The highest levels found were about 500 Bq/L — five times over the limit for adults and more than 12 times that for children.
“More than 30 years after the Chernobyl disaster, people are still routinely exposed to radioactive caesium when consuming locally produced staple foods, including milk, in Chernobyl-affected areas of Ukraine,” said Dr Iryna Labunska, of Greenpeace Research Laboratories at the University of Exeter.
“Many people in the area we studied keep cows for milk, and children are the main consumers of that milk.
“Though the level of soil contamination in the studied areas is not extremely high, radioactive caesium continues to accumulate in milk and other foods, such that the residents of these villages are chronically exposed to radioactivity that presents health risks to almost every system in the body — especially among children.”
The researchers say that some simple protective measures could be taken to bring radiation exposure levels below limits at a cost of less than 10 euros per person per year for the 8,300 people living in the six villages with the highest contamination.

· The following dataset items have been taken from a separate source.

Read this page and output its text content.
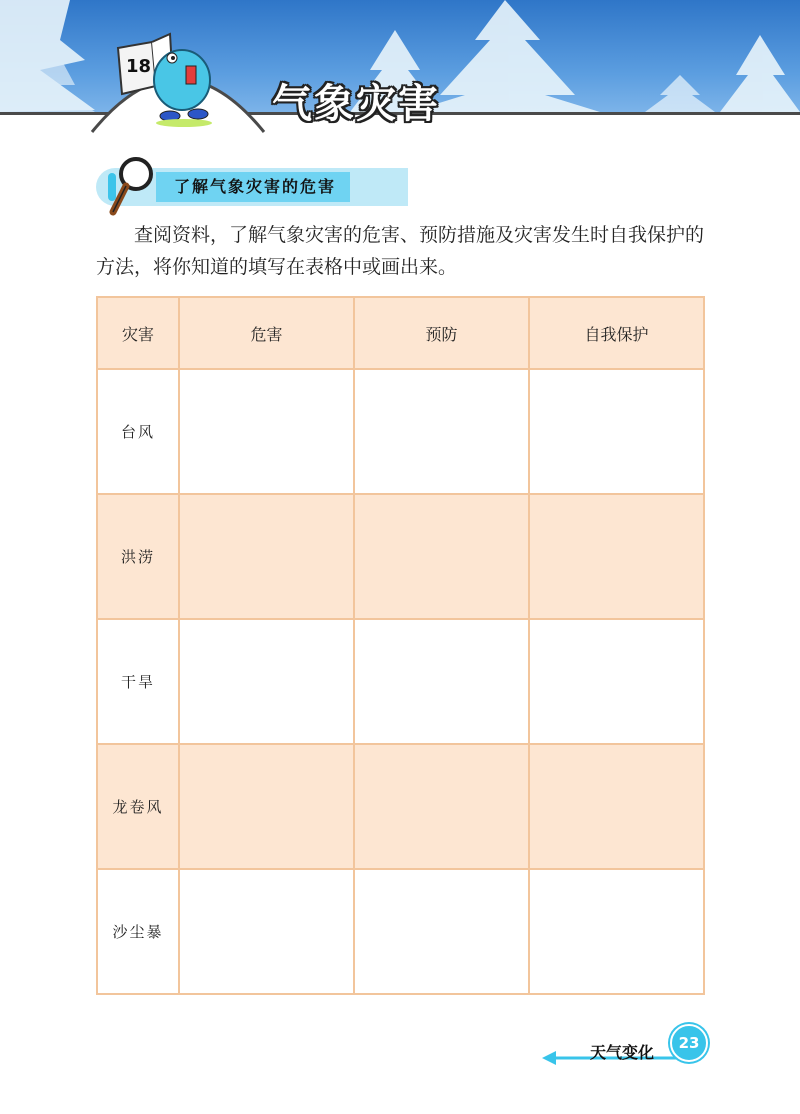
18
气象灾害
了解气象灾害的危害

查阅资料，了解气象灾害的危害、预防措施及灾害发生时自我保护的方法，将你知道的填写在表格中或画出来。

灾害	危害	预防	自我保护
台风			
洪涝			
干旱			
龙卷风			
沙尘暴			
天气变化	23
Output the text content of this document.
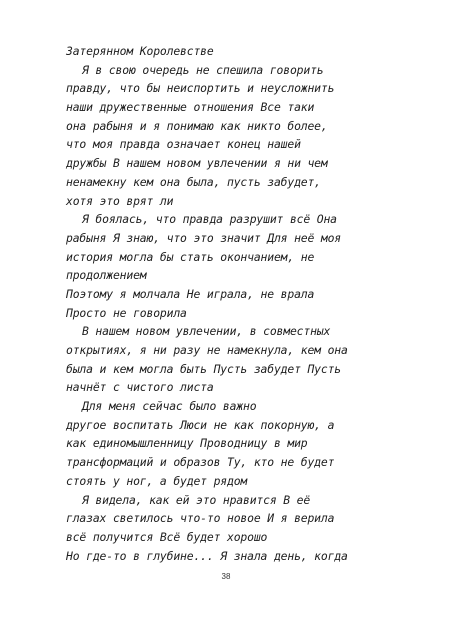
Затерянном Королевстве
Я в свою очередь не спешила говорить
правду, что бы неиспортить и неусложнить
наши дружественные отношения Все таки
она рабыня и я понимаю как никто более,
что моя правда означает конец нашей
дружбы В нашем новом увлечении я ни чем
ненамекну кем она была, пусть забудет,
хотя это врят ли
Я боялась, что правда разрушит всё Она
рабыня Я знаю, что это значит Для неё моя
история могла бы стать окончанием, не
продолжением
Поэтому я молчала Не играла, не врала
Просто не говорила
В нашем новом увлечении, в совместных
открытиях, я ни разу не намекнула, кем она
была и кем могла быть Пусть забудет Пусть
начнёт с чистого листа
Для меня сейчас было важно
другое воспитать Люси не как покорную, а
как единомышленницу Проводницу в мир
трансформаций и образов Ту, кто не будет
стоять у ног, а будет рядом
Я видела, как ей это нравится В её
глазах светилось что-то новое И я верила
всё получится Всё будет хорошо
Но где-то в глубине... Я знала день, когда
38
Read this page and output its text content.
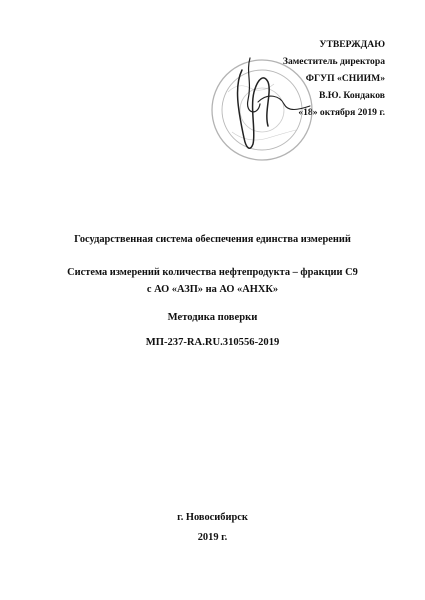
УТВЕРЖДАЮ
Заместитель директора
ФГУП «СНИИМ»
В.Ю. Кондаков
«18» октября 2019 г.
Государственная система обеспечения единства измерений
Система измерений количества нефтепродукта – фракции С9
с АО «АЗП» на АО «АНХК»
Методика поверки
МП-237-RA.RU.310556-2019
г. Новосибирск
2019 г.
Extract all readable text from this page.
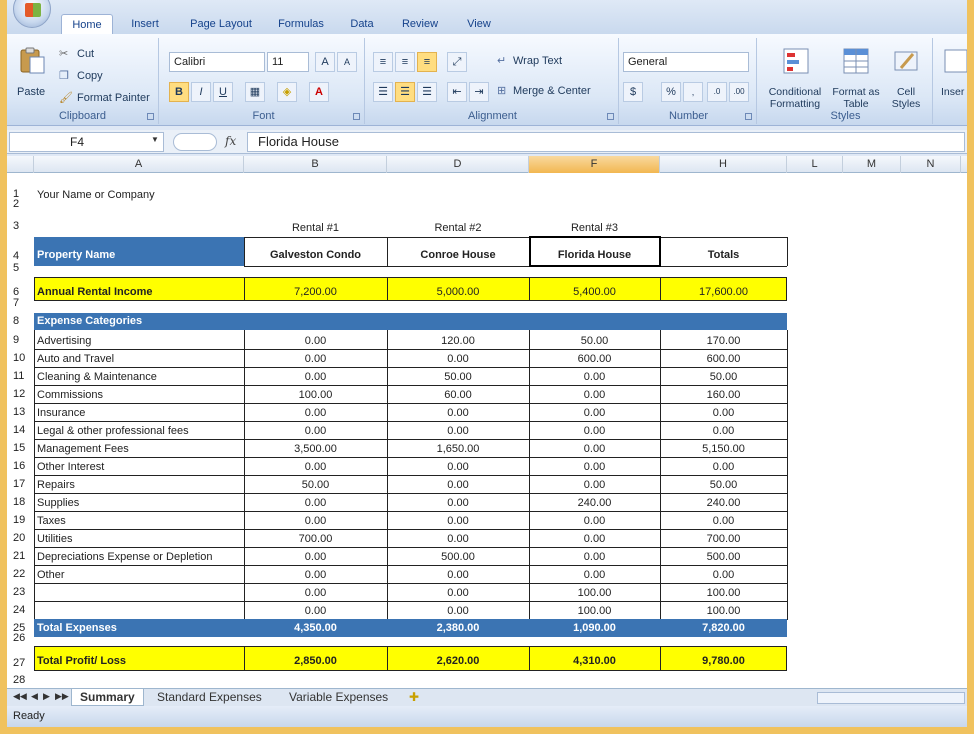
Home	Insert	Page Layout	Formulas	Data	Review	View
Paste
✂ Cut
❐ Copy
🖌 Format Painter
Clipboard
Calibri	11	A	A
B	I	U	▦	◈	A
Font
≡	≡	≡	⤢	↵ Wrap Text
☰	☰	☰	⇤	⇥	⊞ Merge & Center
Alignment
General
$	%	,	.0	.00
Number
Conditional Formatting
Format as Table
Cell Styles
Styles
Inser
F4	▼	fx	Florida House
A	B	D	F	H	L	M	N
1
2
3
4
5
6
7
8
25
26
27
28
Your Name or Company
Rental #1	Rental #2	Rental #3
Property Name	Galveston Condo	Conroe House	Florida House	Totals
Annual Rental Income	7,200.00	5,000.00	5,400.00	17,600.00
Expense Categories
9	Advertising	0.00	120.00	50.00	170.00
10	Auto and Travel	0.00	0.00	600.00	600.00
11	Cleaning & Maintenance	0.00	50.00	0.00	50.00
12	Commissions	100.00	60.00	0.00	160.00
13	Insurance	0.00	0.00	0.00	0.00
14	Legal & other professional fees	0.00	0.00	0.00	0.00
15	Management Fees	3,500.00	1,650.00	0.00	5,150.00
16	Other Interest	0.00	0.00	0.00	0.00
17	Repairs	50.00	0.00	0.00	50.00
18	Supplies	0.00	0.00	240.00	240.00
19	Taxes	0.00	0.00	0.00	0.00
20	Utilities	700.00	0.00	0.00	700.00
21	Depreciations Expense or Depletion	0.00	500.00	0.00	500.00
22	Other	0.00	0.00	0.00	0.00
23	0.00	0.00	100.00	100.00
24	0.00	0.00	100.00	100.00
Total Expenses	4,350.00	2,380.00	1,090.00	7,820.00
Total Profit/ Loss	2,850.00	2,620.00	4,310.00	9,780.00
◀◀ ◀ ▶ ▶▶ Summary	Standard Expenses	Variable Expenses	✚
Ready
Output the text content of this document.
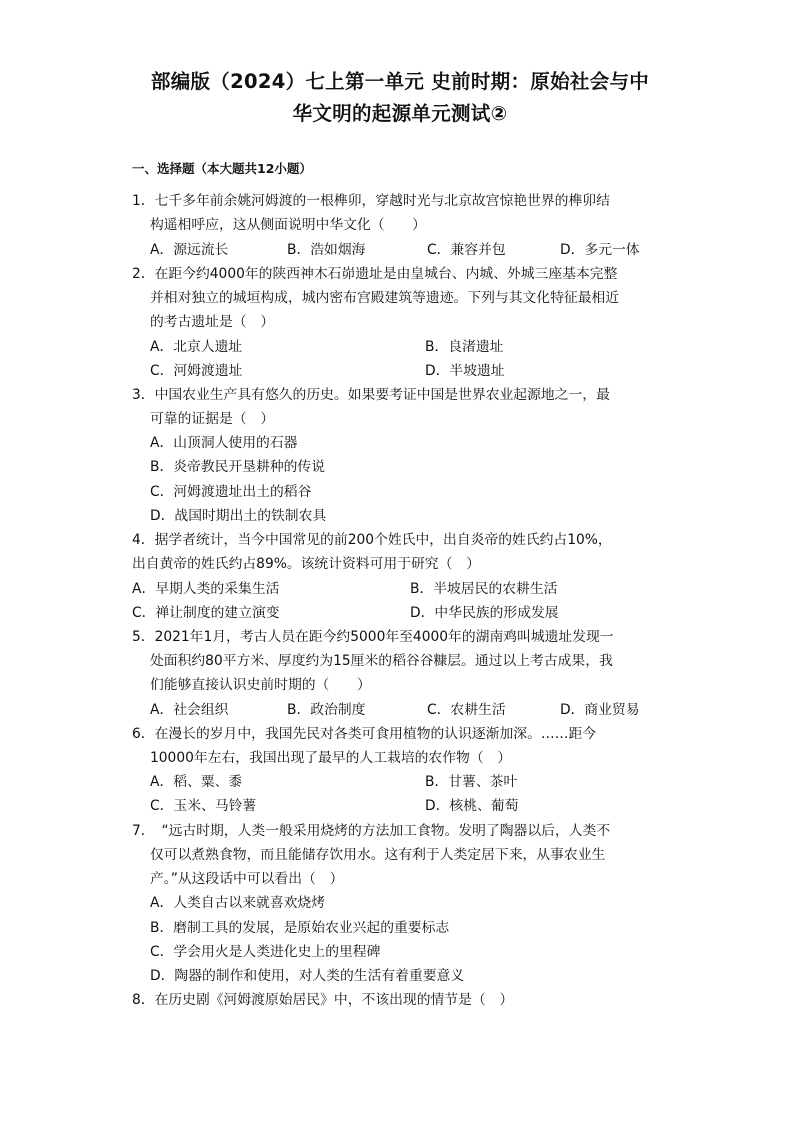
部编版（2024）七上第一单元 史前时期：原始社会与中
华文明的起源单元测试②
一、选择题（本大题共12小题）
1．七千多年前余姚河姆渡的一根榫卯，穿越时光与北京故宫惊艳世界的榫卯结
构遥相呼应，这从侧面说明中华文化（　　）
A．源远流长	B．浩如烟海	C．兼容并包	D．多元一体
2．在距今约4000年的陕西神木石峁遗址是由皇城台、内城、外城三座基本完整
并相对独立的城垣构成，城内密布宫殿建筑等遗迹。下列与其文化特征最相近
的考古遗址是（　）
A．北京人遗址	B．良渚遗址
C．河姆渡遗址	D．半坡遗址
3．中国农业生产具有悠久的历史。如果要考证中国是世界农业起源地之一，最
可靠的证据是（　）
A．山顶洞人使用的石器
B．炎帝教民开垦耕种的传说
C．河姆渡遗址出土的稻谷
D．战国时期出土的铁制农具
4．据学者统计，当今中国常见的前200个姓氏中，出自炎帝的姓氏约占10%，
出自黄帝的姓氏约占89%。该统计资料可用于研究（　）
A．早期人类的采集生活	B．半坡居民的农耕生活
C．禅让制度的建立演变	D．中华民族的形成发展
5．2021年1月，考古人员在距今约5000年至4000年的湖南鸡叫城遗址发现一
处面积约80平方米、厚度约为15厘米的稻谷谷糠层。通过以上考古成果，我
们能够直接认识史前时期的（　　）
A．社会组织	B．政治制度	C．农耕生活	D．商业贸易
6．在漫长的岁月中，我国先民对各类可食用植物的认识逐渐加深。……距今
10000年左右，我国出现了最早的人工栽培的农作物（　）
A．稻、粟、黍	B．甘薯、茶叶
C．玉米、马铃薯	D．核桃、葡萄
7．　“远古时期，人类一般采用烧烤的方法加工食物。发明了陶器以后，人类不
仅可以煮熟食物，而且能储存饮用水。这有利于人类定居下来，从事农业生
产。”从这段话中可以看出（　）
A．人类自古以来就喜欢烧烤
B．磨制工具的发展，是原始农业兴起的重要标志
C．学会用火是人类进化史上的里程碑
D．陶器的制作和使用，对人类的生活有着重要意义
8．在历史剧《河姆渡原始居民》中，不该出现的情节是（　）
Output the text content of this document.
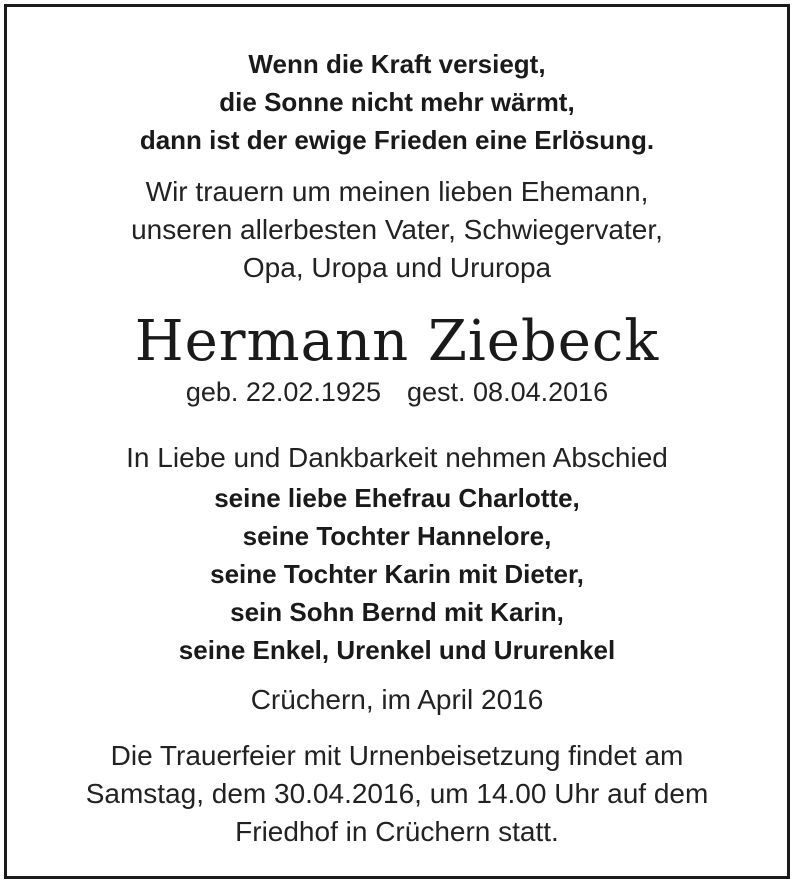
Wenn die Kraft versiegt,
die Sonne nicht mehr wärmt,
dann ist der ewige Frieden eine Erlösung.
Wir trauern um meinen lieben Ehemann,
unseren allerbesten Vater, Schwiegervater,
Opa, Uropa und Ururopa
Hermann Ziebeck
geb. 22.02.1925 gest. 08.04.2016
In Liebe und Dankbarkeit nehmen Abschied
seine liebe Ehefrau Charlotte,
seine Tochter Hannelore,
seine Tochter Karin mit Dieter,
sein Sohn Bernd mit Karin,
seine Enkel, Urenkel und Ururenkel
Crüchern, im April 2016
Die Trauerfeier mit Urnenbeisetzung findet am
Samstag, dem 30.04.2016, um 14.00 Uhr auf dem
Friedhof in Crüchern statt.
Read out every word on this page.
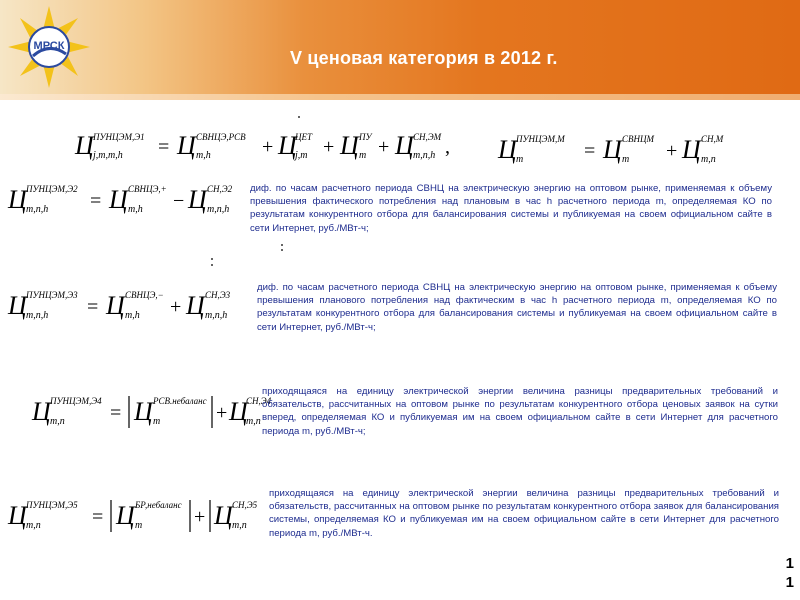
МРСК
V ценовая категория в 2012 г.
Ц ПУНЦЭМ,Э1
j,m,m,h = Ц СВНЦЭ,РСВ
m,h	+ Ц
ЦЕТ
j,m + Ц ПУ
m + Ц СН,ЭМ
m,n,h , Ц ПУНЦЭМ,М
m	= Ц СВНЦМ
m + Ц СН,М
m,n
Ц ПУНЦЭМ,Э2
m,n,h = Ц СВНЦЭ,+
m,h − Ц СН,Э2
m,n,h
диф. по часам расчетного периода СВНЦ на электрическую энергию на оптовом рынке, применяемая к объему превышения фактического потребления над плановым в час h расчетного периода m, определяемая КО по результатам конкурентного отбора для балансирования системы и публикуемая на своем официальном сайте в сети Интернет, руб./МВт-ч;
Ц ПУНЦЭМ,Э3
m,n,h = Ц СВНЦЭ,−
m,h + Ц СН,Э3
m,n,h
диф. по часам расчетного периода СВНЦ на электрическую энергию на оптовом рынке, применяемая к объему превышения планового потребления над фактическим в час h расчетного периода m, определяемая КО по результатам конкурентного отбора для балансирования системы и публикуемая на своем официальном сайте в сети Интернет, руб./МВт-ч;
Ц ПУНЦЭМ,Э4
m,n = Ц РСВ.небаланс
m	+ Ц
СН,Э4
m,n
приходящаяся на единицу электрической энергии величина разницы предварительных требований и обязательств, рассчитанных на оптовом рынке по результатам конкурентного отбора ценовых заявок на сутки вперед, определяемая КО и публикуемая им на своем официальном сайте в сети Интернет для расчетного периода m, руб./МВт-ч;
Ц ПУНЦЭМ,Э5
m,n	= Ц БР,небаланс
m	+ Ц СН,Э5
m,n
приходящаяся на единицу электрической энергии величина разницы предварительных требований и обязательств, рассчитанных на оптовом рынке по результатам конкурентного отбора заявок для балансирования системы, определяемая КО и публикуемая им на своем официальном сайте в сети Интернет для расчетного периода m, руб./МВт-ч.
1
1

Such measures include applying a caesium binder, called Ferrocyn, to cows, mineral fertilisation of potato fields and feeding pigs with uncontaminated fodder.
The cost of this would decrease each year as radiation levels fall — but if no action is taken, the experts warn that milk contamination will continue to exceed the 100?Bq/L adult limit in parts of Ukraine until at least 2040.
“The Ukrainian government has taken some of these measures in the past, but that stopped in 2009,” Dr Labunska said.
“Government and international monitoring needs to take place, along with help for people affected by this radiation.
“This situation should also act as a warning and a reminder of just how long the legacy of nuclear accidents can be.
“Without adequate countermeasures, what may now seem a purely historical event will remain a daily reality for those communities most impacted.”